Spencer Edwards underwrites, manages and syndicates proprietary equity investments, both public and private, in emerging to mid-cap public companies. These engagements may range in size from $500,000 to $100,000,000 and are structured with the goal of aligning the long-term interests of the Company with Spencer Edwards.
Our brokerage group has participated in more than one hundred Initial Public Offerings (“IPO”) and an even greater number of Private Placements. We have particular expertise in syndication, regulatory issues, deal structuring, and public market access.
Our selection process, whether for public or private underwriting, focuses on companies with whom we can build long term relationships with strong management teams that exhibit superior sector expertise and dynamic potential. Additionally, a company should exhibit the following characteristics:
- A pragmatic and credible business model that can deliver attractive financial performance.
- A leading edge or breakthrough technology.
- Products or ideas that address robust markets with significant growth potential.
We are positioned to assist small cap businesses in securing appropriate financing for a variety of needs. Whether you own an emerging growth company or a later stage company with an acquisition opportunity, we can help.
After assessing our client’s needs, we apply careful analysis and extensive knowledge of capital sources to achieve the most reasonable cost of financing with maximum future operating and financial flexibility. When identifying capital sources, we consider financial institutions, private equity groups and strategic partners. We seek a clear view of market dynamics, which enables us to identify the best sources of capital for your needs. We’ll be with you through the entire process: the initial strategy discussions; determining the optimal capital structure; developing an offering document that best represents your capital funding requirements; assisting in the negotiation of terms and structure; and closing the transaction.
One possible source of funding is an IPO. An IPO is a first sale of shares of publicly tradable stock that has been registered with the United States Securities and Exchange Commission (“SEC”) in a company that has previously been owned privately. An IPO is also sometimes known as “going public.” IPOs are generally managed by Investment Banking firms that specialize in handling IPOs and have experience in determining market valuation.
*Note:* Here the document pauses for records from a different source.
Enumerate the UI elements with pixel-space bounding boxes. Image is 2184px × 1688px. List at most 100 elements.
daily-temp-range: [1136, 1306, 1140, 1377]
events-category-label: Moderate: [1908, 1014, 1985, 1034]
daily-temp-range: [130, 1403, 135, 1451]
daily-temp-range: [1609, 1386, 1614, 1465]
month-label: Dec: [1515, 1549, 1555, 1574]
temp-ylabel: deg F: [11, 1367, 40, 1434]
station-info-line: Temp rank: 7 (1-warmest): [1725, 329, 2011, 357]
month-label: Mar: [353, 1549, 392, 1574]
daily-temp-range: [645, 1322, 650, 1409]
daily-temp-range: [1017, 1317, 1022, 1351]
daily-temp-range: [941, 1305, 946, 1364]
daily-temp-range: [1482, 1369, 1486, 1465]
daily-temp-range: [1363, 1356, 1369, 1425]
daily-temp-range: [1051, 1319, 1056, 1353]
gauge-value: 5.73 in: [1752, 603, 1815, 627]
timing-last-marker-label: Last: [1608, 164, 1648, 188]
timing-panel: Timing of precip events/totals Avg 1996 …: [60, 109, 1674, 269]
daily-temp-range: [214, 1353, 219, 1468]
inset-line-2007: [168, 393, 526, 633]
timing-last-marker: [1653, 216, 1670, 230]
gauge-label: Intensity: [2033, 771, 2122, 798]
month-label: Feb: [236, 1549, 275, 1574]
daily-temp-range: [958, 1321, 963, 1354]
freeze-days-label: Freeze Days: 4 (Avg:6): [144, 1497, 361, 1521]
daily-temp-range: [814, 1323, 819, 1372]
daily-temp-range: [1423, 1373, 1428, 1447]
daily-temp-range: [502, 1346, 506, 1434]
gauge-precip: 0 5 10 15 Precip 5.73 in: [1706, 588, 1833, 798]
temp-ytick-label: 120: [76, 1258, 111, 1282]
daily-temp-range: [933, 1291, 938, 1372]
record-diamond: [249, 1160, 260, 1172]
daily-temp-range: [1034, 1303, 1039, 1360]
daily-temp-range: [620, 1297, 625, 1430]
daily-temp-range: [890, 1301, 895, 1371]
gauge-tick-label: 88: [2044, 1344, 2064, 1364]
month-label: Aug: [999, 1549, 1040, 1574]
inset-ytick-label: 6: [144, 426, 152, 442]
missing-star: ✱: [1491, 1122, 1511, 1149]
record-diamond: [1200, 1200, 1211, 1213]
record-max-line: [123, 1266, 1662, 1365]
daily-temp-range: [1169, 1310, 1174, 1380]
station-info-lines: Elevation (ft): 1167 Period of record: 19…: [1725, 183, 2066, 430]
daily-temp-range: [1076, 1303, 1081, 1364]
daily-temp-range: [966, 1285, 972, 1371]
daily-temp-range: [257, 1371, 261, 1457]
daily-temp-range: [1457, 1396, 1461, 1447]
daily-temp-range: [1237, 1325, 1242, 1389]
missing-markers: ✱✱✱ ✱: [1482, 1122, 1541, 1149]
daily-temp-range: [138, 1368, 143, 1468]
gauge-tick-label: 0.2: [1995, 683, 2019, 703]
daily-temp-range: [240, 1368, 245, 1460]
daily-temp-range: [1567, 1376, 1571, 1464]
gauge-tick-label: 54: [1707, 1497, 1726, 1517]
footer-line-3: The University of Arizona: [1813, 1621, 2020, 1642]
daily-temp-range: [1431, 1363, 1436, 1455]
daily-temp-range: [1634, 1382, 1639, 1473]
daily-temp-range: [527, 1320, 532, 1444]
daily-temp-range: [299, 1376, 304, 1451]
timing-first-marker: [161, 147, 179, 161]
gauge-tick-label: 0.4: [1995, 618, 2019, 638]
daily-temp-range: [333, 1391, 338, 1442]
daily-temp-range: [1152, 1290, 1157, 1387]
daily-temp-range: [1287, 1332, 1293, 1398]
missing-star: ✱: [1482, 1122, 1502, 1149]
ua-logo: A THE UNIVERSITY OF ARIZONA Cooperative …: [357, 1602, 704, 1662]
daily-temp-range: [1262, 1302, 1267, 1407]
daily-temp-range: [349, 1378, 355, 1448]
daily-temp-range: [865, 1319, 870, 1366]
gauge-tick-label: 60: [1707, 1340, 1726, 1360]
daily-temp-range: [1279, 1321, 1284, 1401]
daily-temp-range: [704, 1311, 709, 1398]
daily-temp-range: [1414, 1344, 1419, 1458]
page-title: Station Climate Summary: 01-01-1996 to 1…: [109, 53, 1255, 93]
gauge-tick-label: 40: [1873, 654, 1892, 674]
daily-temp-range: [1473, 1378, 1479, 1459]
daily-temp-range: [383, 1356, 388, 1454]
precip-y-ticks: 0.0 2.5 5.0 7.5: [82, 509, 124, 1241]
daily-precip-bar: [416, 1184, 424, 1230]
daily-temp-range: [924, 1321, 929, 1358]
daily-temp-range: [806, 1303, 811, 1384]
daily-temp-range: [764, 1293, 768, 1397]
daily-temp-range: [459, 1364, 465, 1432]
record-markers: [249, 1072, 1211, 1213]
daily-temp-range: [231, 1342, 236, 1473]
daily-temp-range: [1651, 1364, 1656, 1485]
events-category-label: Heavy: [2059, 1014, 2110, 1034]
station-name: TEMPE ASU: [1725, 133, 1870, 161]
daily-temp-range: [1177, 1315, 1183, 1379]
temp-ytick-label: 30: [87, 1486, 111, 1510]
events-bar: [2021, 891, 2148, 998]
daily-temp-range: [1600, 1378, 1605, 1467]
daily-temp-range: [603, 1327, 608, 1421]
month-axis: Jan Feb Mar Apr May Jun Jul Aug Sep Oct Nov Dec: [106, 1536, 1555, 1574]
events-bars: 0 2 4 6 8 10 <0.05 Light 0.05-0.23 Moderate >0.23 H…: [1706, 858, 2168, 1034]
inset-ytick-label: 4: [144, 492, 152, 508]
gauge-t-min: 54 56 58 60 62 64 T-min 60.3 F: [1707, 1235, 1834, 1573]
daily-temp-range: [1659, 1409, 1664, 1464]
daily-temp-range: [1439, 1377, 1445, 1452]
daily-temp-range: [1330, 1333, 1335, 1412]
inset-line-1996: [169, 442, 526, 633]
Another source of funding may be a private placement of securities. Many companies find the sale of equity or corporate debt to one or a limited group of investors an attractive alternative to the public markets. Private equity and debt financing can be an expeditious and cost-effective way to obtain capital for growth or acquisition, or to provide a short- or long-term solution to fund operations.
Our professionals have extensive knowledge of current market pricing and structural criteria and have developed relationships with numerous private equity firms, mezzanine funds, venture investment entities, and other institutional lenders and investors.
Our services include:
- Evaluating alternative capital sources
- Reviewing and advising as to offering documents
- Identifying and contacting prospective investors
- Analyzing pricing, underwriting criteria and structural issues
- Supervising due diligence
- Negotiating and closing a transaction
Entrepreneurs, in a rush to develop their product and bring it to market, often fail to completely understand the value of their own firm or the process of the funding. An excessive valuation will discourage potential investors thus precluding the company from consideration. An underestimated valuation increases ownership dilution and reduces the ability of the current principals to maintain control. Thus, balanced independent banker counsel is important at this stage.
Our process includes the following steps:
- Assisting the company in the preparation of its full strategic and operating plan.
- Establishing the company’s value proposition.
- Valuing the company according to its growth, market, and financial characteristics.
- Analyzing financing alternatives including strategic corporate partnerships, equity, debt, convertible structures, and bank financing.
- Managing the process of the transaction from sourcing the funding through negotiations and closing.